Each year, thousands of tourists come to the National Capital Region to take in a festival, peruse one of the area’s landmarks or attend a convention for work.
© National Capital Commission
Fireworks at the opening ceremony of Winterlude in 2012.
But those people don’t just end up here – attracting visitors requires huge marketing efforts. Here’s how three of the city’s major tourism players go about attracting travellers.
The festival’s target market is dictated largely by its programming, which is organized for kids of all ages and directed towards families. That’s why Winterlude devotes the lion’s share of its marketing to attracting women between the ages of 25 and 54 – the thinking being that getting their attention will make it easier to attract the rest of the family.
“Females have a strong impact on how the family will invest its time in terms of holidays,” said Daniel Feeny, director of marketing and partnerships for the festival’s organizer, the National Capital Commission. This plays a major role in how it goes about trying to attract visitors. In its print advertising, for example, it tries to emphasize photographs of families taking part in Winterlude events.
Geographically, the festival focuses on the corridor between Windsor and Quebec City, although it recently received federal funding to target would-be visitors from the United States.
As with most other organizations, Ottawa Tourism is moving away from older forms of advertising such as newspapers.
“While traditional media is still very important … there is more and more a shift that is happening so that a larger percentage of our budget is now moving over to digital and social,” said Karen Squires, Ottawa Tourism’s executive director of marketing.
While the agency – which receives funding from area hoteliers – still spends money on “traditional” media such as magazines, radio and TV, online advertising such as banner ads is increasingly taking up a bigger percentage of the yearly budget. The organization invested more resources into its website in the past few years and also places significant emphasis on social media such as Facebook and Pinterest.
The overall decline of print advertising has forced many organizations to look at new ways of reaching audiences, but Ottawa Tourism is trying to embrace the new opportunities. Twitter, for example, allows the organization to broadcast photos visitors have taken of the city.
“I love the opportunity that social media presents in terms of travellers sharing their actual experiences in real time with other potential travellers,” said Jantine Van Kregten, Ottawa Tourism’s director of communications.
Most of its print advertising appears in publications serving the Greater Toronto Area and the broader Golden Horseshoe region around Lake Ontario. It also works with the Ontario Tourism Marketing Partnership to purchase print and digital ads targeting New York, Boston and Chicago.
OTTAWA CONVENTION CENTRE
The city’s largest downtown meeting space goes about attracting visitors differently from other tourism attractions in the city, largely because it targets associations and meeting groups rather than individual visitors.

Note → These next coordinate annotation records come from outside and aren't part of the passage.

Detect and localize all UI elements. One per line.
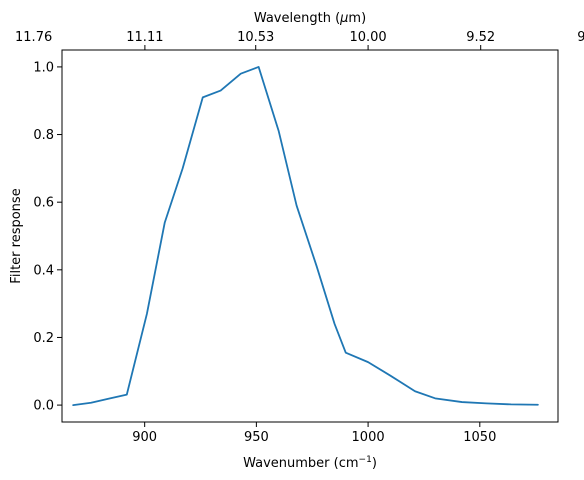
plot-area: 900 950 1000 1050 11.76 11.11 10.53 10.00 9.52 9… xyxy=(15,30,584,445)
x-tick-label: 950 xyxy=(244,430,269,445)
y-tick-label: 1.0 xyxy=(33,60,54,75)
y-tick-label: 0.4 xyxy=(33,263,54,278)
y-tick-label: 0.8 xyxy=(33,128,54,143)
y-axis-ticks: 0.0 0.2 0.4 0.6 0.8 1.0 xyxy=(33,60,62,414)
y-tick-label: 0.6 xyxy=(33,196,54,211)
x2-tick-label: 9.52 xyxy=(466,30,495,45)
series-layer xyxy=(72,66,539,406)
axes-frame xyxy=(61,49,559,423)
y-tick-label: 0.2 xyxy=(33,331,54,346)
secondary-x-axis-label: Wavelength (μm) xyxy=(254,11,366,26)
x-tick-label: 1000 xyxy=(352,430,385,445)
x2-tick-label: 10.53 xyxy=(237,30,274,45)
x2-tick-label: 11.11 xyxy=(126,30,163,45)
series-line-0 xyxy=(72,66,539,406)
y-tick-label: 0.0 xyxy=(33,399,54,414)
x2-tick-label: 9.09 xyxy=(577,30,584,45)
x-axis-label: Wavenumber (cm−1) xyxy=(243,455,377,471)
x2-tick-label: 11.76 xyxy=(15,30,52,45)
x2-tick-label: 10.00 xyxy=(349,30,386,45)
x-tick-label: 900 xyxy=(132,430,157,445)
x-axis-ticks: 900 950 1000 1050 xyxy=(132,422,496,445)
secondary-x-axis-ticks: 11.76 11.11 10.53 10.00 9.52 9.09 xyxy=(15,30,584,50)
x-tick-label: 1050 xyxy=(463,430,496,445)
y-axis-label: Filter response xyxy=(9,188,24,283)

The Ottawa Convention Centre ends up spending a significant amount of time trying to seek out groups that might be interested in holding events in Ottawa, said Daniel Coates, the organization’s manager of marketing and communications.
“We do a lot of research on associations and where they’re meeting, then send out specialized invitations – mainly through direct marketing – that they should meet in Ottawa for this reason and this reason,” he said.
This means going to events where meeting planners congregate, connecting with industry groups such as Meeting Professionals International and placing ads in niche publications such as industry magazines. The facility tries to go after organizations that would be particularly interested in Ottawa, he said. By way of example, Mr. Coates pointed to the BirdLife International World Congress, which met in Ottawa this June because of the area’s reputation for wildlife.